Editor's Note: Ken Gross is a well-known and respected automotive journalist whose expertise extends from new cars to vintage hot rods. He may be best known for his knowledge of classic cars and as the former director of the Petersen Automotive Museum in Los Angeles.
For the Modern Classics series, we asked Ken to write about "affordable" classics. Here's his selection criteria: "We are speaking of cars many people would love to have—head-turners, trend-setters in their time, cars that people still see that make them smile, cars that were definitive in their own right, stylish and fun to drive. I wanted cars at least 25 years old that can be registered and insured cheaply and not subject to annual inspections. I tried to choose models that had a good chance of further appreciating. Tastes may vary, as may peoples' own definitions of 'affordable.'" This month's selection is the original Pontiac GTO.
Detroit took full revenge on the hot rod and sports car communities in October 1963 with the introduction of the Pontiac Tempest Le Mans GTO. Ignoring an internal GM edict on engine displacement in midsize cars (330 cid was tops), Pontiac's engineers shoehorned a 389-cid V-8 into a lowly Tempest, and the term "musclecar" was coined. Earlier efforts, like Chevy's 409, had used full-sized bodies; Pontiac's GTO, an option in 1964, packed plenty of punch in a light, maneuverable platform, inspiring a rockin' Ronnie & the Daytonas hit, "Little GTO."

Pontiac's optional three-carb Tri-Power package is highly prized by GTO collectors and restorers.

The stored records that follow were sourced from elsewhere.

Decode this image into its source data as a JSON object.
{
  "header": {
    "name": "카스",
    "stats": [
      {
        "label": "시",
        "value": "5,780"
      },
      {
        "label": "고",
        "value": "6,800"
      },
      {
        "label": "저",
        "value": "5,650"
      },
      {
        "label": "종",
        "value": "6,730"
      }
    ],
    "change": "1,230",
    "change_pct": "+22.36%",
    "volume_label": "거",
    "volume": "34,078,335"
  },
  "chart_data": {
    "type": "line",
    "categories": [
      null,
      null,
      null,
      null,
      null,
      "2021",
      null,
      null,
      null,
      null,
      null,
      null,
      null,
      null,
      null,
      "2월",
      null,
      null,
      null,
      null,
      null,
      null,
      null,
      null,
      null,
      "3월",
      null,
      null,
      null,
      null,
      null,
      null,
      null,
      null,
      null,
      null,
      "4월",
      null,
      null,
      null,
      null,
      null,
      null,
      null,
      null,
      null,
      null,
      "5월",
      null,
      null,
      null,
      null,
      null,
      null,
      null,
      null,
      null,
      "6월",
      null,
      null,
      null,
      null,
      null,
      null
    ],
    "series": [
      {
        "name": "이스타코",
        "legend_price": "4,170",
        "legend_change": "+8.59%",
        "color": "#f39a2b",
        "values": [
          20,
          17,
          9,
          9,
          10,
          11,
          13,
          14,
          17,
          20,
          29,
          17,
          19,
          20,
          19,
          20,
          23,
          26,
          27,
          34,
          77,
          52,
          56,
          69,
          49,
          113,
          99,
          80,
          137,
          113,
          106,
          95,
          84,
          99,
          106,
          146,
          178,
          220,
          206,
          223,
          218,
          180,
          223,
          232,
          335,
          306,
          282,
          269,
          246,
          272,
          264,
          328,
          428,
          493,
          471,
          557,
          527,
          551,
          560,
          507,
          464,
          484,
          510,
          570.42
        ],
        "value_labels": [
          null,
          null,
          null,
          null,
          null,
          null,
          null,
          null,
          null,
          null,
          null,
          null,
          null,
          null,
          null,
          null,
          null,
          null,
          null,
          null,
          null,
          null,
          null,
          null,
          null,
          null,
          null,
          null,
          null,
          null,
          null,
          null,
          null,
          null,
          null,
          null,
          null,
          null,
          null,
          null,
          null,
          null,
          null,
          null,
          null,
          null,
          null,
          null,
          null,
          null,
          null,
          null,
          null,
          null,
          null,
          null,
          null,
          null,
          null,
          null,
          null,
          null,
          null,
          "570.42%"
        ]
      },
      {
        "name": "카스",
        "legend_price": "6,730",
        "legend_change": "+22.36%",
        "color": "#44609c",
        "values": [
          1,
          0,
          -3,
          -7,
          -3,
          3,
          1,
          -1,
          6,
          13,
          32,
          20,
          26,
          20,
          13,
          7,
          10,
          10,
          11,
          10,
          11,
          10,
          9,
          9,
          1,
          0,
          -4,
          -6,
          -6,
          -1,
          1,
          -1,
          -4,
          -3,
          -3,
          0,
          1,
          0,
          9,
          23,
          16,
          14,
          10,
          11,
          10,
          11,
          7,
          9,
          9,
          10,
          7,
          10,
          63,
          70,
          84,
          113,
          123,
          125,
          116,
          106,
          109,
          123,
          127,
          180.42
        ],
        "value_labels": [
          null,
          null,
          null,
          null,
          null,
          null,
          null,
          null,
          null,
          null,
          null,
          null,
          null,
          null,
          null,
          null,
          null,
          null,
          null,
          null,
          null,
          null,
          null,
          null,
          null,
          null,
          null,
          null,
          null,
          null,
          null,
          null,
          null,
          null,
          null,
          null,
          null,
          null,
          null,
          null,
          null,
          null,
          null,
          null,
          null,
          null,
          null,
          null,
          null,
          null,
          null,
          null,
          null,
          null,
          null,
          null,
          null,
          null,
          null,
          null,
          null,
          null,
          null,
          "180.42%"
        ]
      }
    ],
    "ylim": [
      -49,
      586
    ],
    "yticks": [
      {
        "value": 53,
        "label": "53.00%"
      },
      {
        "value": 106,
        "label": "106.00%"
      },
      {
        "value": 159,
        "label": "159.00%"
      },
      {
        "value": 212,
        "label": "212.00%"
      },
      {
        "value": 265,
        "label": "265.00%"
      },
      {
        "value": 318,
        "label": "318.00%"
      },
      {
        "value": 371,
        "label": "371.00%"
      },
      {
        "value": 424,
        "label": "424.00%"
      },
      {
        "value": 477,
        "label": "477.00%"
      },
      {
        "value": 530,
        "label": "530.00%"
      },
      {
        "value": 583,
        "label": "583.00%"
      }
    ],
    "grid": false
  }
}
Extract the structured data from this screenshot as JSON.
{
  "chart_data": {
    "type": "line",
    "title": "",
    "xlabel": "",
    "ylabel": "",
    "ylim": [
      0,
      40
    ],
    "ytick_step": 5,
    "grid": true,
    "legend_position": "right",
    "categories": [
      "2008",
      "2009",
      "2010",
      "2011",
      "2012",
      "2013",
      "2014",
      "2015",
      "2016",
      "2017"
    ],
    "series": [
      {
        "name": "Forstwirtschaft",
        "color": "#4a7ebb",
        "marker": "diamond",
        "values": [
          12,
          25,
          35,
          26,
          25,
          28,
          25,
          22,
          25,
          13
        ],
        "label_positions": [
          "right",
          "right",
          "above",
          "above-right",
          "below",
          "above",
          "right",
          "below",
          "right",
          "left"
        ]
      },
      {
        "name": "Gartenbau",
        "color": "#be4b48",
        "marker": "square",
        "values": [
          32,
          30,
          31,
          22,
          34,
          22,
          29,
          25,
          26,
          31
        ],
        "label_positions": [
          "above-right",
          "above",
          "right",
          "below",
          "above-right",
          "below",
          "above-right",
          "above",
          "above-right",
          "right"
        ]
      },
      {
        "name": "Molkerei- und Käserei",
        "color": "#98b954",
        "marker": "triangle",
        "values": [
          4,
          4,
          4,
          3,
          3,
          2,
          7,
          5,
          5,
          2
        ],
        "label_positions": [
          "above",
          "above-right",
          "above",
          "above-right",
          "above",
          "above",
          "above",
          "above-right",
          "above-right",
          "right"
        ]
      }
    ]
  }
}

Tempests were available with a 250-bhp, 326-cid V-8; GTOs got the lusty 325-bhp engine with 10.75:1 compression and a 4-barrel carb. Hotshoes could further go for the 348-bhp three-carb Tri-Power package. GTOs were available as a hardtop, a sports coupe, and a convertible. "Three-on-the-tree" was standard; Hydra-Matic was optional, but most desirable is the close-ratio Muncie M-20 four-speed with Hurst linkage. A popular option, "exhaust splitters," were four tailpipe extensions that exited behind the rear wheels. You could also get metallic brakes, a limited-slip diff, a heavy-duty radiator and quick steering.
After "Car and Driver" road-tested a highly tuned "Bobcat" GTO, prepared by Ace Wilson's Royal Pontiac in Royal Oak, Michigan, and dubbed it "the best American car we've ever driven," the cat was literally out of the bag. "Car and Driver's" then-controversial cover illustrated a Pontiac GTO running against a legendary Ferrari GTO. Circumstances prevented an actual match between the two. But when the testers blazed a 4.6-second, 0-60 time on stock tires, praises rang high. That article jump-started GTO sales.
Pontiac's initiative scooped the competition. For 1965, there were GTO-specific styling updates, still more available horsepower and other speed and handling goodies. Sales more than doubled and rivals rushed to copy. GM waived its displacement cap; the GTO became a regular Pontiac model in 1966, and a legend was born.
Early GTOs suffer from floorpan rust and carcinoma below the rear window. The 389 engines often fall prey to stretched timing chains. Beware: Not every GTO was a heavily-optioned road racer; counterfeiters often add the good stuff. An original bill of sale is the best provenance. For Tri-Power, add $5,000; at about $25,000, convertibles are 35 percent more expensive than coupes.